Justin shook his head. He did not want to admit that he had nothing in his fridge but a lump of rancid Australian butter. “But I could get some for tomorrow. If you’re here again, that is.”
“Really? Promise?” When she smiled, her face seemed to change shape entirely, an effect that disconcerted Justin. It transformed her from a young woman into a child, not even a pubescent teenager but a shiny-faced, unquestioning child. And suddenly it felt important to keep the promise he had just made. He did not know why he was providing a solemn undertaking to buy ice cream, why he was taking the trouble to ask what kind of flavors she liked, why he was pretending to share her love of red-bean ices when he didn’t even like ice cream, why he cared about what was written in that diary or if her roommate’s life was heading for disaster, why he was concerned that there were two hapless girls from the provinces who thought that the rich men they were going out with were going to leave their wives and marry them. These girls knew nothing; they had not seen the world. They were so young that they thought the world was made of pop concerts and ice cream and baby cats and pink pajamas, but now they were beginning to taste the bitterness that life offered. He did not want that to happen, but he could not prevent it.
“Okay, then, I will get red-bean ice cream,” he said.
The next evening, they sat eating ice cream, still in the same spot on the front step of the building. She told him her name — Yanyan — and when he said his name, she repeated it several times, delighting in the novelty of the English sounds. Just- ying was how she pronounced it, the two syllables infused with rise-and-fall tones of Chinese, transforming his name into something unfamiliar and wonderful. He had never thought of his name as anything but perfunctory, never thought anyone would find it amusing. He listened as she told him about herself, patiently taking in the details of her life. He was a good listener. Often, he had found himself deep in conversation, enjoying what was being said, and suddenly the other person would stop and say, “You know what? You’re such a good listener.” He was never quite sure that it was a compliment — he had often taken it as a euphemism for “being boring,” for being someone who absorbed rather than illuminated. And yet now it did not seem to matter. Yanyan needed to talk; she needed him to listen; she did not require him to participate.

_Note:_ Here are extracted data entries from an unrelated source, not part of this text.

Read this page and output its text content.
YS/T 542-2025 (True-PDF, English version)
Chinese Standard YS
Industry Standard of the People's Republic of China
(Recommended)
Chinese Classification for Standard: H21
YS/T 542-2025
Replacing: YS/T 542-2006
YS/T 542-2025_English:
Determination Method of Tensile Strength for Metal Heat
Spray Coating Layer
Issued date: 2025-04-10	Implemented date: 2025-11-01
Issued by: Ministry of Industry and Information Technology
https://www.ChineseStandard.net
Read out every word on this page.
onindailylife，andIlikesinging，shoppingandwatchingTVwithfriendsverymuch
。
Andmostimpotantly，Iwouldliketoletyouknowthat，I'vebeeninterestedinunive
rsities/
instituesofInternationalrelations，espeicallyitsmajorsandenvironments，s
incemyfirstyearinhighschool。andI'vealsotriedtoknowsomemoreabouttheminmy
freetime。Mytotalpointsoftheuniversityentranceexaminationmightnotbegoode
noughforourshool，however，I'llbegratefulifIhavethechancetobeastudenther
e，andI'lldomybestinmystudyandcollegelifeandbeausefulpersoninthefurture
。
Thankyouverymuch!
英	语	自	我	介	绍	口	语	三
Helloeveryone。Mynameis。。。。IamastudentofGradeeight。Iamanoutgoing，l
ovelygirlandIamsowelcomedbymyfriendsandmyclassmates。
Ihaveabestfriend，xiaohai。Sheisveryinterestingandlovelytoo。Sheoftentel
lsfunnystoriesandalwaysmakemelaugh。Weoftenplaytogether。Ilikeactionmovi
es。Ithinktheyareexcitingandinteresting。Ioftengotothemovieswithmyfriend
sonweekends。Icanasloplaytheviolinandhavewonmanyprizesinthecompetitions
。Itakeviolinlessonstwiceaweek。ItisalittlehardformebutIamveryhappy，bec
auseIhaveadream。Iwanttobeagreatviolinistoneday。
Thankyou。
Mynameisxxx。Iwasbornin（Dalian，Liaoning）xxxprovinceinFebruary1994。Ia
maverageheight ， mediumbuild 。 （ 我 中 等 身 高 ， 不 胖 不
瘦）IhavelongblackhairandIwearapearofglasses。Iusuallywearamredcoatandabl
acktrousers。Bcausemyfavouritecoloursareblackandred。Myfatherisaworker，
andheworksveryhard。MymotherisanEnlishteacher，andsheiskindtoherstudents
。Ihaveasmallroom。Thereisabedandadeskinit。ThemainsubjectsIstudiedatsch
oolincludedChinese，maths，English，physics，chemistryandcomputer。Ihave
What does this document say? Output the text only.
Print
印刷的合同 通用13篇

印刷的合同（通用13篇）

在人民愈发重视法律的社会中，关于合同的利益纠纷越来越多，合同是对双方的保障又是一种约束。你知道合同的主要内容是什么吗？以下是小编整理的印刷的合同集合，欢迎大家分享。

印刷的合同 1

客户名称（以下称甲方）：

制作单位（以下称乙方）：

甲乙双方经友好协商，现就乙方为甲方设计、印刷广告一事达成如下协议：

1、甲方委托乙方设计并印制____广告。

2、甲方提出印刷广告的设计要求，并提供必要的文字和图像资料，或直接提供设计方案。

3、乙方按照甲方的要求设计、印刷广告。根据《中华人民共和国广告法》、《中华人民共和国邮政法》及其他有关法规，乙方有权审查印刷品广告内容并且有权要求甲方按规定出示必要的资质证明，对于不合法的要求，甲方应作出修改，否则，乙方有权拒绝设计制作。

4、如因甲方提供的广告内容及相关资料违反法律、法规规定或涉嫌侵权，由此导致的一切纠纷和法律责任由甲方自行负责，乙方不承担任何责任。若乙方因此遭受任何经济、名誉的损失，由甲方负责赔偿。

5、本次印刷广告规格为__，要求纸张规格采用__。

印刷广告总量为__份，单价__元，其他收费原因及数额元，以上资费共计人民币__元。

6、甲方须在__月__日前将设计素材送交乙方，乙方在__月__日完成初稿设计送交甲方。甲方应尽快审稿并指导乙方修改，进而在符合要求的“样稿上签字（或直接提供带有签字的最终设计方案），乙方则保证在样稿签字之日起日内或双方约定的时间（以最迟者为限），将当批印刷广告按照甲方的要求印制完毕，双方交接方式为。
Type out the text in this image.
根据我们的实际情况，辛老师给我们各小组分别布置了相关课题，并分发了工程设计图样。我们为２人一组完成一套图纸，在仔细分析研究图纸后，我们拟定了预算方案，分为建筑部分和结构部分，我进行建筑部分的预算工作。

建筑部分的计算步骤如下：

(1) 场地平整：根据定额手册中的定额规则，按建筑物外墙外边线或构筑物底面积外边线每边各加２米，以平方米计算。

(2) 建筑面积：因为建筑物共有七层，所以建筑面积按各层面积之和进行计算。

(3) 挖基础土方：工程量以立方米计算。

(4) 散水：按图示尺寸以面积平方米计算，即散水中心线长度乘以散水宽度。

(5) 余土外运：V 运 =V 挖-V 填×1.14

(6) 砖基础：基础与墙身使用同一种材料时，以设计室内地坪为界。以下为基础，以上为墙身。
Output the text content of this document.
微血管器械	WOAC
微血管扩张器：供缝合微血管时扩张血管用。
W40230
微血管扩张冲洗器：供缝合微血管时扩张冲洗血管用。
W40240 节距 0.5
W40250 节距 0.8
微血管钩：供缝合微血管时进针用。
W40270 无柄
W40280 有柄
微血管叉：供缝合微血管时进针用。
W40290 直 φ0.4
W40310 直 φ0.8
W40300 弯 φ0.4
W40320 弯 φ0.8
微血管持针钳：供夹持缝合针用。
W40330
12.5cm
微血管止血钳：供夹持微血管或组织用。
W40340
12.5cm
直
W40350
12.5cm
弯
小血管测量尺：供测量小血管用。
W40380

And so on this and many subsequent nights, sitting on the front step of the building, he learned that she was from a village in Fujian province, that she had worked in the office of a company producing health-food supplements until she got fired a year ago. It wasn’t her fault, she hadn’t done anything wrong, but the company had started exporting to the United States, and the authorities there had found some contamination in their products and the whole company had to shut down. She did not know why, but she had taken it really badly—“broken confidence” was how she put it. She had always been a delicate person, even as a child; she was too much of a dreamer. She’d read an article about alien abductions in Hunan province and, for a while, she was convinced that it had happened to her in her childhood — it was the only way she could explain the white light that came to her in her sleep sometimes or the feeling that she had left part of her body in another place far, far away. Now she couldn’t face going out of her room; some days she didn’t even get out of bed. The outside world scared her; just sitting on the front step of the building like this was a big deal. Life had become much better since her roommate arrived — she paid the rent and bought nice food. But.